The Feasibility and Safety of No Placement of Urinary Catheter Following Lung Cancer Surgery: A Retrospective Cohort Study With 2,495 Cases
Published in Journal of Investigative Surgery, 2021
Yutian Lai, Xin Wang, Kun Zhou, Jianhuan Su, Guowei Che
There are some limitations to this study that should be considered, as this is a retrospective study rather than a prospective study. First, there was no strict criterion for surgeons to determine the group of patients who would not undergo urinary catheter placement, which indicated that most of patients without urinary catheter was chosen based on surgeons’ empiric, and selective bias existed. For example, younger patients with better health status might be more likely be selected to avoid placement of urinary catheter during surgery, although baseline was comparable between the two groups.
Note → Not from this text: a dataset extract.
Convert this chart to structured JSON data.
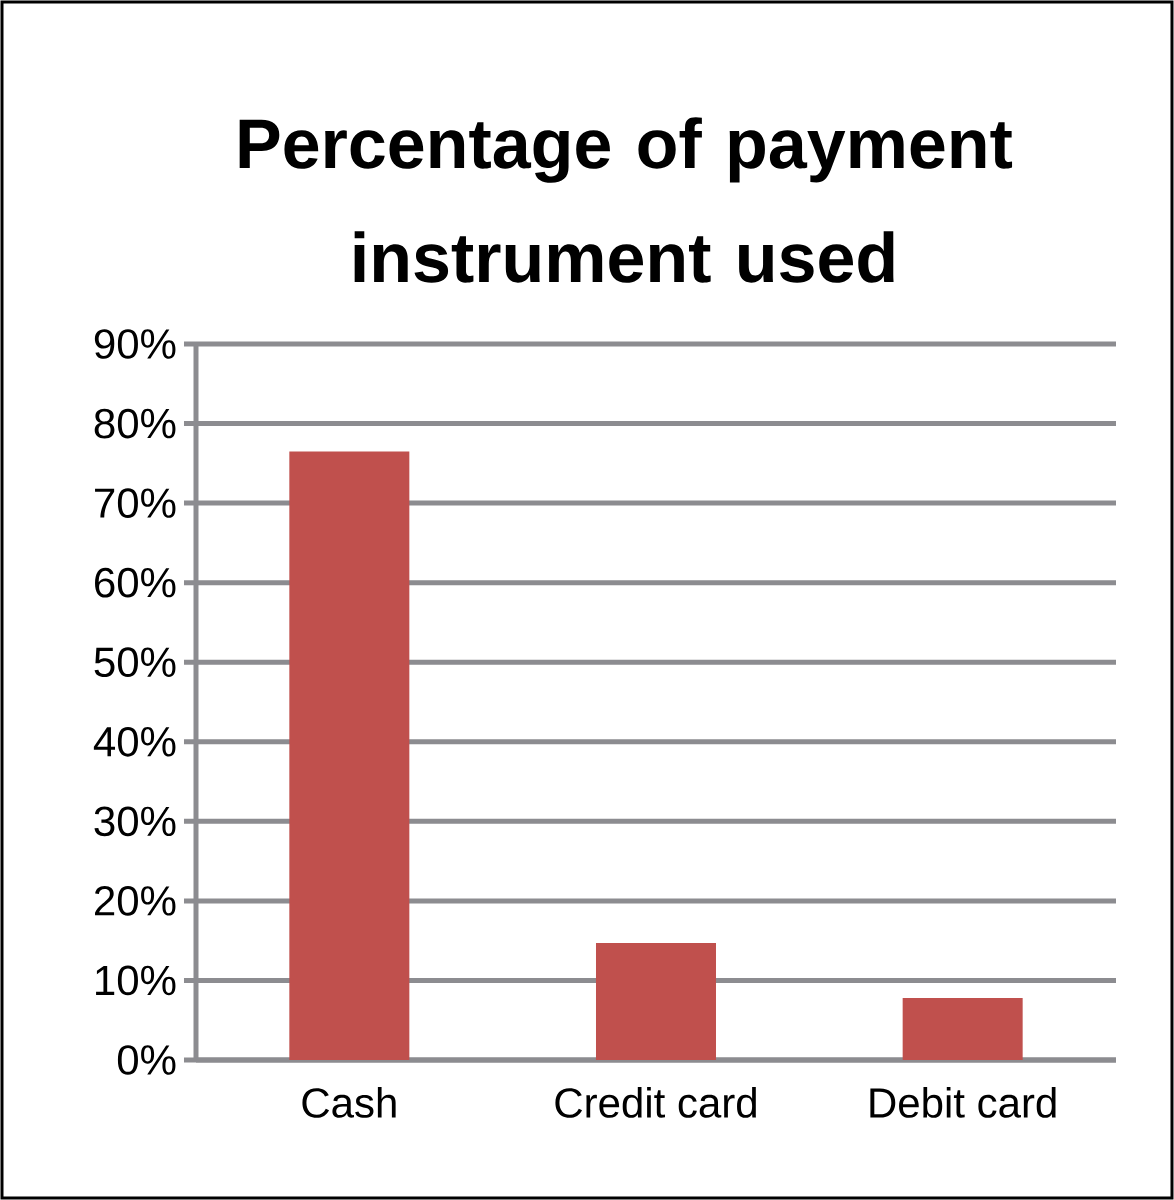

Another issue was the analgesia approach. Analgesia approaches, particularly epidural infusions include local anesthetics in conjunction with opioids and is considered to be associated with POUR. However, epidural analgesia was not applied in thoracic surgery in our hospital, which indicated that we could not investigate the feasibility of non-placement of urinary catheter in patient undergoing epidural thoracic anesthetics (ETA). Moreover, some opioids including dizosin or meperidine hydrochloride sometime were used for breakthrough pain but we did not collect the relevant data, which might have confounded the conclusions. Finally, more detailed and profound research is required to confirm the benefits provided by avoiding urinary catheterization, as a higher proportion of POUR was found in the non-UC group. Meanwhile, further study, including randomized controlled trail with larger sample size or prospective study is needed to validate our conclusions and to build assessment model for screening patients suitable for non-placement of urinary catheter after surgery.